Eva trataba de asimilar las explicaciones de Victoria. Demian había muerto por su culpa. Demian no le pidió a Victoria que robara la libreta. Demian había muerto porque Victoria lo traicionó. Victoria robó la libreta para salvar su culo, y vendió a Demian por la misma razón.
—No sabía que iban a matarlo, joder. Demian sabía quiénes eran esos tíos y de lo que eran capaz. Pensé… Pensé que les daría la libreta y ya está o que intentaría sacar algo por ella, pero… —rompió a llorar a mitad de la frase y no pudo seguir hablando. Eva se acercó a ella cuando hubo salido de su ensimismamiento y la abrazó con suavidad.
—Lo sé, tranquila. Cualquiera hubiera hecho lo mismo para proteger a su hijo.
Se soltaron cuando Victoria se serenó un poco y pudo dejar de llorar.
—Gracias por entenderlo —dijo mientras se separaban y se secaba las lágrimas con las mangas.
Cuando Victoria bajó los brazos, Eva la miró a los ojos y la sostuvo por las solapas de la camisa, haciéndola retroceder un paso hasta que sus piernas se encontraron con la barandilla del balcón.
—Espero que tú también lo entiendas —dijo, y la empujó hacia atrás haciéndola caer desde la terraza del cuarto piso.
Victoria apenas tuvo tiempo de manotear para resistirse, soltando un grito ahogado cuando la gravedad ya la absorbía. Abajo, Eva oyó los gritos de horror de los viandantes que habían contemplado en primer plano cómo se reventaba contra el suelo el cuerpo de una mujer desconocida que había caído desde el cielo.
Pasó desapercibida al salir del edificio de Victoria entre la multitud que se había agolpado alrededor de su cadáver. Había caído en una posición extraña, comprobó al mirar de reojo cuando pasó de largo junto a la muchedumbre. Muchos de ellos tenían el móvil en la oreja, presumiblemente pidiendo una ambulancia.

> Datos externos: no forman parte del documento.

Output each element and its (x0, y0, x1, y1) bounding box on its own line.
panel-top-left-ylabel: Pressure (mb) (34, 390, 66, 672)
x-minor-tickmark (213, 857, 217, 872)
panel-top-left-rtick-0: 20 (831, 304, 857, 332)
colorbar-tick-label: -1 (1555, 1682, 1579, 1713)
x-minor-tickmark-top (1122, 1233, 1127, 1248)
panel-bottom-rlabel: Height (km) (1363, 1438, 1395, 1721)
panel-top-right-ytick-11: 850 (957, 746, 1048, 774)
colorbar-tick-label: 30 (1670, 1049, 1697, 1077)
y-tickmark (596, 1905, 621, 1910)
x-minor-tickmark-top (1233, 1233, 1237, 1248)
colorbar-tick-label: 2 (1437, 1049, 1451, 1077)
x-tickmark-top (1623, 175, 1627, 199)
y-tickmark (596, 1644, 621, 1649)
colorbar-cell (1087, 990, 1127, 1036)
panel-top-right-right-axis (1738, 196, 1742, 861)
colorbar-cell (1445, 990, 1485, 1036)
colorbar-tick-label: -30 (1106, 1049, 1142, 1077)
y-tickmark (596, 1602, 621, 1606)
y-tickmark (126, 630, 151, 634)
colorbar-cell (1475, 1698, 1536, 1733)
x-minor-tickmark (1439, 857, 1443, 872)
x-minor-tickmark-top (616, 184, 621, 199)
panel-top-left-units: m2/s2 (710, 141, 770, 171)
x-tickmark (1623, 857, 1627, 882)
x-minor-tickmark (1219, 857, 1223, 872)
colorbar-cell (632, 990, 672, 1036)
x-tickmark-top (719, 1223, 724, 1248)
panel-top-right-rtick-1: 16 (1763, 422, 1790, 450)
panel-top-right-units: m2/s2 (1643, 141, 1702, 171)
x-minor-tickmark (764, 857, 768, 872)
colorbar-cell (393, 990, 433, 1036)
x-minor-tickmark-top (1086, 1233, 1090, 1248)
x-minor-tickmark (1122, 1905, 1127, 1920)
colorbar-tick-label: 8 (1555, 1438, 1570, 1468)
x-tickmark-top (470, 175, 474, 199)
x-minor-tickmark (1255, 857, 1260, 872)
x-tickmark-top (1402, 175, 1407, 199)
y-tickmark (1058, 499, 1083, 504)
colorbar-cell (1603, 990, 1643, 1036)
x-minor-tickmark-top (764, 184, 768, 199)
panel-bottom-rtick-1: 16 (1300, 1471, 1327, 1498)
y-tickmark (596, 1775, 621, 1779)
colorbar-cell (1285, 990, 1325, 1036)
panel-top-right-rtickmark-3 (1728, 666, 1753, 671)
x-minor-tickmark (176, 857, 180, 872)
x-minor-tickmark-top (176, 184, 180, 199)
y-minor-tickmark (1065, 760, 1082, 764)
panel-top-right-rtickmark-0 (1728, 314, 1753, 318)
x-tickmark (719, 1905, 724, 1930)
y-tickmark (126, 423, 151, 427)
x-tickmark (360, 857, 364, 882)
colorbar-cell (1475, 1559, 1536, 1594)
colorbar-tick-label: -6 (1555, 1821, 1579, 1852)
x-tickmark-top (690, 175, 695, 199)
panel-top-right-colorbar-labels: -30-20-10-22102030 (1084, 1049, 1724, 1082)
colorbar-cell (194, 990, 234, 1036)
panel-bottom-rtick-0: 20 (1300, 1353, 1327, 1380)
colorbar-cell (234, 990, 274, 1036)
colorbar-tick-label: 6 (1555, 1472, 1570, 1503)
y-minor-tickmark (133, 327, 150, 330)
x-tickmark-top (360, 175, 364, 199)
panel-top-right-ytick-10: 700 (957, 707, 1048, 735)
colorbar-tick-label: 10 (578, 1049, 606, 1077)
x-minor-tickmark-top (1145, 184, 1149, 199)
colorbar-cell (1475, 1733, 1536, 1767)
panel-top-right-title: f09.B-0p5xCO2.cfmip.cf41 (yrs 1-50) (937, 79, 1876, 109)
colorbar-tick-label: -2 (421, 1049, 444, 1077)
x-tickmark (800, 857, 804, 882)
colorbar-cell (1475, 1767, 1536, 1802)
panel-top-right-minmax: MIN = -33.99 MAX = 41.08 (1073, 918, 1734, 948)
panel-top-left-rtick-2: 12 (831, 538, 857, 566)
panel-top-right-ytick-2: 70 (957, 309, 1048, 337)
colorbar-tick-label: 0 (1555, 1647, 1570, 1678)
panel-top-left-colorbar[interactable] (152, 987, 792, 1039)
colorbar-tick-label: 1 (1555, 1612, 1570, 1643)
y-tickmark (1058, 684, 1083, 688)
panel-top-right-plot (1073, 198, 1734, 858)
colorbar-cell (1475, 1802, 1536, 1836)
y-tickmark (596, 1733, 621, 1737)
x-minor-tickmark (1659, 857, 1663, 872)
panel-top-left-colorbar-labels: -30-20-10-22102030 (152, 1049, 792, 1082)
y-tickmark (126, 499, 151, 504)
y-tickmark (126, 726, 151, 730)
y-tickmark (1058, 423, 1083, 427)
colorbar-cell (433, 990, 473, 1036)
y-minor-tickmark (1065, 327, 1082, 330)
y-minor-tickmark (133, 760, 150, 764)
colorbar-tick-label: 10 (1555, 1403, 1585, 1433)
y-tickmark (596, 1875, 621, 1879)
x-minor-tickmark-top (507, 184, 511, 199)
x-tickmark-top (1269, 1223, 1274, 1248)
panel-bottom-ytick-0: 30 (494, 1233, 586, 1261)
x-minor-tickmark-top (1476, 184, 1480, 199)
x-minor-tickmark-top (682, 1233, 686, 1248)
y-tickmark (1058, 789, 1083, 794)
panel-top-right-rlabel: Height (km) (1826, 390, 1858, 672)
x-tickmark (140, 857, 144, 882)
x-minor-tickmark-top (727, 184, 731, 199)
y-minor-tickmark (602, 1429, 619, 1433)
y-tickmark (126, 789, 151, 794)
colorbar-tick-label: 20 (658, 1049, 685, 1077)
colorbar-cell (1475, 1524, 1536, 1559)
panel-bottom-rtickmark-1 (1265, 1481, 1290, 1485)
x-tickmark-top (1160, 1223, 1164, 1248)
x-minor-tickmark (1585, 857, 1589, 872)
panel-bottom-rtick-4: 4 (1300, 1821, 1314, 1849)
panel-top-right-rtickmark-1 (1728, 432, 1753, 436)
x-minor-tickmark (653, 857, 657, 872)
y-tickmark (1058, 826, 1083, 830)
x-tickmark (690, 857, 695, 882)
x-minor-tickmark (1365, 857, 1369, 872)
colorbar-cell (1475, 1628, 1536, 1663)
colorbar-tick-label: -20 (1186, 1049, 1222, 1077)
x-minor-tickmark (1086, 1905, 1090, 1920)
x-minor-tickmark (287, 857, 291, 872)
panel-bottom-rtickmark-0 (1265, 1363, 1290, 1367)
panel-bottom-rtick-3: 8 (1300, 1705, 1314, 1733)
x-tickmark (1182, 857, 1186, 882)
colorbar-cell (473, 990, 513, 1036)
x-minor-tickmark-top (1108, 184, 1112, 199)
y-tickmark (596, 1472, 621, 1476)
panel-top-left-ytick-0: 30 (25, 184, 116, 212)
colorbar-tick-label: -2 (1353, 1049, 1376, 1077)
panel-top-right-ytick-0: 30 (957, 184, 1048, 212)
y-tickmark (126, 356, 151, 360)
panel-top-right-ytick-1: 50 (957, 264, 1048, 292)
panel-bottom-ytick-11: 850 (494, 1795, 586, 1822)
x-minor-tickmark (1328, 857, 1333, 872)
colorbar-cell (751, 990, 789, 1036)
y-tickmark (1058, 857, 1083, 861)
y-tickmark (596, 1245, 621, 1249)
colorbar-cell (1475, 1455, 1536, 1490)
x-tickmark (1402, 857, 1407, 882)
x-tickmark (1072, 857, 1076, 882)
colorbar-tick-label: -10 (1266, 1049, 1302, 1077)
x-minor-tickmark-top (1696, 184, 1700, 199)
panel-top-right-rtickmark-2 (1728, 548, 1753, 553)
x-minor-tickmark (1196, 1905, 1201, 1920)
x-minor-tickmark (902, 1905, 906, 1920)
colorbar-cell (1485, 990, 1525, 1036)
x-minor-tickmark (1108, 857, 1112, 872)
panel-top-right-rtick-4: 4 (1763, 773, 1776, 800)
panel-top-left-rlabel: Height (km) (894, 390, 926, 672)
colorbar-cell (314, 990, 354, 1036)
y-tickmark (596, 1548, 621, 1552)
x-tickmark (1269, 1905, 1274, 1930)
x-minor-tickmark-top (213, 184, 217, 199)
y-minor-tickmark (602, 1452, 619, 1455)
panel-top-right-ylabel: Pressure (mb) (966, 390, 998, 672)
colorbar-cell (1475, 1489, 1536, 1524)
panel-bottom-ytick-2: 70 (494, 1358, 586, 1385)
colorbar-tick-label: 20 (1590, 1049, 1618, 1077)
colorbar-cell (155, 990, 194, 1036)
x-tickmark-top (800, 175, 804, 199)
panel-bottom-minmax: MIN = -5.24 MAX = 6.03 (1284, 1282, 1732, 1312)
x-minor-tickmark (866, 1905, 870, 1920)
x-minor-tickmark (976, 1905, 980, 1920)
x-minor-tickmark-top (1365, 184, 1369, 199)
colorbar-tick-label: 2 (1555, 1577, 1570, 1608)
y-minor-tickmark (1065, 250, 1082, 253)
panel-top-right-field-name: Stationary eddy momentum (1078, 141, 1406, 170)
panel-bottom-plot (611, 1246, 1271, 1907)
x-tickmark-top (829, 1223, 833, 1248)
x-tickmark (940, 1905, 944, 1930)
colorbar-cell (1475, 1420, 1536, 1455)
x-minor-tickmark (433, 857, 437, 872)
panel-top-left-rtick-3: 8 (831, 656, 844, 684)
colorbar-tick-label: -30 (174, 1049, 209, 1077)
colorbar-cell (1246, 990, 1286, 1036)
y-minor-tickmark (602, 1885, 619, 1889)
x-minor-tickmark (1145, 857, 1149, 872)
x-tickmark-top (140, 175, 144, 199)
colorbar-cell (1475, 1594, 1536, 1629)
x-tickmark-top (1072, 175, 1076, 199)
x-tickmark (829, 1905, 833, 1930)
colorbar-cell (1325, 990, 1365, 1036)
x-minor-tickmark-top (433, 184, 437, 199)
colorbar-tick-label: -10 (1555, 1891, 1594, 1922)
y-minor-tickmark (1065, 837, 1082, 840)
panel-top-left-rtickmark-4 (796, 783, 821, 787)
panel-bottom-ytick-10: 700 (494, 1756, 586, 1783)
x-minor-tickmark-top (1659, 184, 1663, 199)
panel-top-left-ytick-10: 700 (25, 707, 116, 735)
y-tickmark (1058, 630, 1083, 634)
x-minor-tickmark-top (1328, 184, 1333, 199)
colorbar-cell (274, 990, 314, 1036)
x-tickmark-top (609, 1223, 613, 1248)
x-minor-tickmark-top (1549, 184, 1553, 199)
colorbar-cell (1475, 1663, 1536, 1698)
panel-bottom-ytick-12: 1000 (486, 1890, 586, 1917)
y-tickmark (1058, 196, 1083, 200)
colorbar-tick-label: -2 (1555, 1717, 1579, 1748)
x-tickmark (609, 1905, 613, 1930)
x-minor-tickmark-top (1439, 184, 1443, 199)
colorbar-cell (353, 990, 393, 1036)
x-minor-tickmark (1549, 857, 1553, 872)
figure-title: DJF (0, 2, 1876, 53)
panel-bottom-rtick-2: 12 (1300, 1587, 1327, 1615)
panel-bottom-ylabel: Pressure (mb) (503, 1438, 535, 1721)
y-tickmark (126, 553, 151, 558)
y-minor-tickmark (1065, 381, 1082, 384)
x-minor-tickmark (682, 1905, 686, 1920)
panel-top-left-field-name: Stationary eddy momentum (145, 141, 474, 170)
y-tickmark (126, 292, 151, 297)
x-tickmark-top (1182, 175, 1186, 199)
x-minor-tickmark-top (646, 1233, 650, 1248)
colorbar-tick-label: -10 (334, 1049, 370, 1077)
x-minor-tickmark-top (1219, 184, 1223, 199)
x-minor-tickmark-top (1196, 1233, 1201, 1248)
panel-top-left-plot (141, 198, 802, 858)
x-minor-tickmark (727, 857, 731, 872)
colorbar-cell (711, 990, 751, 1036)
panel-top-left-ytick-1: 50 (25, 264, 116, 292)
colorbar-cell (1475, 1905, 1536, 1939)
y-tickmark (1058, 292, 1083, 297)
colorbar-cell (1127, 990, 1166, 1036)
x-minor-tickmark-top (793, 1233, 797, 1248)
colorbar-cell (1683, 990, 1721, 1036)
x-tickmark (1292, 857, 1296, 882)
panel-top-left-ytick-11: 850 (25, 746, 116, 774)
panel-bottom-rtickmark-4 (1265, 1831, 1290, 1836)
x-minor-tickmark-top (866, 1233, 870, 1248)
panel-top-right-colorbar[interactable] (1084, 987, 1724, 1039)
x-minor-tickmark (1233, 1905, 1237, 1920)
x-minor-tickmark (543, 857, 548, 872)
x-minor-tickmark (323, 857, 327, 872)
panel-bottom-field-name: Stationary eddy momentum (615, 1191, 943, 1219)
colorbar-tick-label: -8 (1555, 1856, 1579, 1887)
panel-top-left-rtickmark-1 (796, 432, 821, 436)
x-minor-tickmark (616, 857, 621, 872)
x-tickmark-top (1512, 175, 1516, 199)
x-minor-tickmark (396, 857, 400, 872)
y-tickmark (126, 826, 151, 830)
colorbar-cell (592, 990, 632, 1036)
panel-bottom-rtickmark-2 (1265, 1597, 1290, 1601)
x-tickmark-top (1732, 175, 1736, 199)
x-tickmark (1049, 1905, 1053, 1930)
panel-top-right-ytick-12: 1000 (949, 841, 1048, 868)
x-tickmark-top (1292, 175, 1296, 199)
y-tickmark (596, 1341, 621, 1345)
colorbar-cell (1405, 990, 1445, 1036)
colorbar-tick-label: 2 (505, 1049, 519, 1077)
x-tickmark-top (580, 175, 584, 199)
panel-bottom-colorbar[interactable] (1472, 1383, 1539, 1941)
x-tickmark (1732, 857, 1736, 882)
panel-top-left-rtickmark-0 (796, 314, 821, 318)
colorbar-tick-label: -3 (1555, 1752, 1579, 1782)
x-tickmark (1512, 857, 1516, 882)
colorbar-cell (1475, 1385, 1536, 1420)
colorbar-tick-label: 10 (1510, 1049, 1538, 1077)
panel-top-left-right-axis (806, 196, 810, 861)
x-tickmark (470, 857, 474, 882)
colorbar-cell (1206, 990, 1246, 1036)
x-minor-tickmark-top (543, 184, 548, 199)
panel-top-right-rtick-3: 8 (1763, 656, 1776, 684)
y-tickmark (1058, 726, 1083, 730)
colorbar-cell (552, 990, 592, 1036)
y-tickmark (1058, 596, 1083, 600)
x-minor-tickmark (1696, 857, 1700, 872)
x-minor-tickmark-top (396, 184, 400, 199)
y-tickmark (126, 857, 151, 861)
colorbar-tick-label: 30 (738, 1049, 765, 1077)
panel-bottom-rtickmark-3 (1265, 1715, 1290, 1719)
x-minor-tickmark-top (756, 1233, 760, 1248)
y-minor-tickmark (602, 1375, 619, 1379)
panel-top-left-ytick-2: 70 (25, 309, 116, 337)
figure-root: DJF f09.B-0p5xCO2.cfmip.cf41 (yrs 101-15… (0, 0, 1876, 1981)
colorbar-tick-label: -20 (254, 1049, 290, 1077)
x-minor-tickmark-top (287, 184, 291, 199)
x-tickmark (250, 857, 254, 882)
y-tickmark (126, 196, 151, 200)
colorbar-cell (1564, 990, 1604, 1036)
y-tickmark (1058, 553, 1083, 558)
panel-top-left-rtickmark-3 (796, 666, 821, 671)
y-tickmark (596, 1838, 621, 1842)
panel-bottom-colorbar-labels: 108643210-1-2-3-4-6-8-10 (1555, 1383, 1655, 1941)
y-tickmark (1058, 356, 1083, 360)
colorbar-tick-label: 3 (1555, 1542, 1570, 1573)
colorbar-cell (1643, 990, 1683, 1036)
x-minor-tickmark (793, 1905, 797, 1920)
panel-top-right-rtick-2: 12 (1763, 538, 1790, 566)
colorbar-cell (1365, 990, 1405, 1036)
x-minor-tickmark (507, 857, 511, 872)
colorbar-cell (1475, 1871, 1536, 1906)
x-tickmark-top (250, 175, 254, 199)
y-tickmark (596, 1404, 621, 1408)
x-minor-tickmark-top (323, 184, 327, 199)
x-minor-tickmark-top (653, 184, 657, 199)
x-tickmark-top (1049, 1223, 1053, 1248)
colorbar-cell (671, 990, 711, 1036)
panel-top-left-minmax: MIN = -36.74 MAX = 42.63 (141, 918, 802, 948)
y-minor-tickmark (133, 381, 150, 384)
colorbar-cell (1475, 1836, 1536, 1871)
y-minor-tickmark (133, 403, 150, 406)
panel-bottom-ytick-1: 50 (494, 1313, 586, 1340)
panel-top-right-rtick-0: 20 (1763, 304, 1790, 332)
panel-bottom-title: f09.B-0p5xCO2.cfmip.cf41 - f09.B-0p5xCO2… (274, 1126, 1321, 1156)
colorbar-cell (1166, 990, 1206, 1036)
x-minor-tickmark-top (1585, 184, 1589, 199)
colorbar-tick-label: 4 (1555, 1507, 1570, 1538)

Nadie reparó en aquella mujer que se alejaba cojeando sin saber muy bien adónde se dirigía. Tampoco sabía de quién se podía fiar, si alguien más de la banda estaría siendo extorsionado o amenazado por ese sádico. O incluso si pondría en peligro a alguien al acudir en busca de refugio. Lo que sí sabía era que su vida, mientras tuviera la libreta en su poder, estaba en peligro.
Entonces pensó que sólo una persona podría ayudarla sin arriesgarse a poner también en peligro su vida: Hans.